The equalizers

Nick James on the ongoing search for more women in films, and in film.

Updated:
The equalizers

from our November 2014 issue

Recently a woman curator/programmer I respect accused a film that I had just raved about of misogyny. Instead of defending the film, my immediate response was, why pick on this one? Aren’t the majority of films pitched somewhere on the misogynist scale? Which, of course, doesn’t get any film off the hook. So my theme this month is women in film and women in films, a theme too large for the names of my colleague and the film she complained about to be more than a distraction.

We all know that the circumstances that created and sustain Hollywood made – and make – it a playground for misogynists. Many Hollywood ‘players’ seem to conform to what we might call the Don Simpson model in their attitudes towards women, seeing them principally as playthings. I’ve long believed that it’s not merely the fact that Hollywood narratives are designed to play to the fantasies of inexperienced teenage boys around the world that leads to so many prostitute characters appearing in movies. In Hollywood, it seems, happy hookers still abound, if only in the imaginations of ageing straight men. But this is not just about major studio cinema – the international films I see at festivals are usually just as stereotypically narrow in their portrayal of women, whether or not they take their lead from the dominant market leader.

It’s not just about the constant sexualisation of women in films. I’ve done no survey but it is my impression that the majority of narratives about the family end up blaming the mother for whatever disaster has transpired. In recent years we have seen the welcome rise of the solo female protagonist (for instance, The Hunger Games, Frances Ha, Under the Skin, Ida, Lucy and Two Days, One Night), especially on TV, but the complaint is made that they’re often required to “behave like men” – the opposite stereotype. All this is screamingly obvious, you might say, but it doesn’t make it any less pernicious.

Now we have a study from the Annenberg School for Communication and Journalism at the University of Southern California to underline that ‘obvious’. There is “deep-seated discrimination and pervasive stereotyping of women and girls in the international film industry”. Geena Davis, the actor and head of the Institute of Gender in Media, revealed that fewer than one-third of all speaking parts were female. Women make up only 22.5 per cent of the fiction movie workforce (and if you subtracted women producers, the one sector in which the number of women and men are more balanced, I reckon that proportion would be halved). Women are also more likely to be depicted in a hypersexualised manner than men, according to the report. Sociology and psychology sit on the side and nod.

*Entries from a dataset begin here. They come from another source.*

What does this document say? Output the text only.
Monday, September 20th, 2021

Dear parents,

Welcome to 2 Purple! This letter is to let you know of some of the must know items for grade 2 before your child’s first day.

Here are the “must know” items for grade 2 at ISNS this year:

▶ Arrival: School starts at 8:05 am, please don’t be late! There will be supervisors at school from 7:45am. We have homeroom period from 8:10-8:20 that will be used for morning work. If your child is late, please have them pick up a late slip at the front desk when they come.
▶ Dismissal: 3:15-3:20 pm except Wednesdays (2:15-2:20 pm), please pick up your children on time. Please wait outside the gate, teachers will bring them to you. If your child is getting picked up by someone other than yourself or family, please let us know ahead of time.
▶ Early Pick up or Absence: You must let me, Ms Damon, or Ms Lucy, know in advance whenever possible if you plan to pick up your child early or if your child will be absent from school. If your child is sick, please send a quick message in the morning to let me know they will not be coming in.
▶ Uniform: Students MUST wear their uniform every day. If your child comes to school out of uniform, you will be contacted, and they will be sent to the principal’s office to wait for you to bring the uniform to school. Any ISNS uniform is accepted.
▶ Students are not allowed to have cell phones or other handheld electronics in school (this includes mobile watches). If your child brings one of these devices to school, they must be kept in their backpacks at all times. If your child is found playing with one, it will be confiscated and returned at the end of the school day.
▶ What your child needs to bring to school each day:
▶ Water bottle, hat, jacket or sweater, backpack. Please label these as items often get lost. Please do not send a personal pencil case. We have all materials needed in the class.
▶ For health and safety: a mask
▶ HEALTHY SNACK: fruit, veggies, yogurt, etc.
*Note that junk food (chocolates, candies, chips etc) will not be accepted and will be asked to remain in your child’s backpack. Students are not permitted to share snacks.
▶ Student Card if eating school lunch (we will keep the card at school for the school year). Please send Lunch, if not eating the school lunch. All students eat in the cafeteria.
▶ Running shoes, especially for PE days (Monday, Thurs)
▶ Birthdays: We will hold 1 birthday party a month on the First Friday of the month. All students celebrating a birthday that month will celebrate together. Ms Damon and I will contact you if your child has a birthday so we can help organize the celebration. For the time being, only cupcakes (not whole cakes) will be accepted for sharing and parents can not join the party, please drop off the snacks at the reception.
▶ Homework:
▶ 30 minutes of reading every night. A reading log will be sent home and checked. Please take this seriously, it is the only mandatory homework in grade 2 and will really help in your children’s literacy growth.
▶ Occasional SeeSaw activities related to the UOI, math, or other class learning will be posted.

What brought this assessment to the public attention and focus it needed was the speech by Emma Watson to the UN and her HeForShe campaign, “a solidarity movement for gender equality” and an invitation to men to speak out in support of women. Given the catastrophic levels of misogyny exposed by social media, this was a smart and heartfelt counter move. One might wonder how culpable movies have been in helping to create that nasty troll hinterland. It doesn’t bear thinking about, but think we must. Film theory teaches us that the male gaze is so deep-rooted in cinema as to be structural. The obvious answer to such a hard-wired problem is to bring more women into filmmaking and – lest we forget – film commentary, and to shout about them when we’ve got them.

Therefore, to move from the general to the particular, I will agree with anyone who thinks that there are not enough women writing for Sight & Sound. Though we have increased the proportion of female writers in recent years, there’s still a lot more to do. We’re working on it. We’ll be more than happy to get vastly more introductions to and article pitches from good female writers in future. That’s our modest invitation.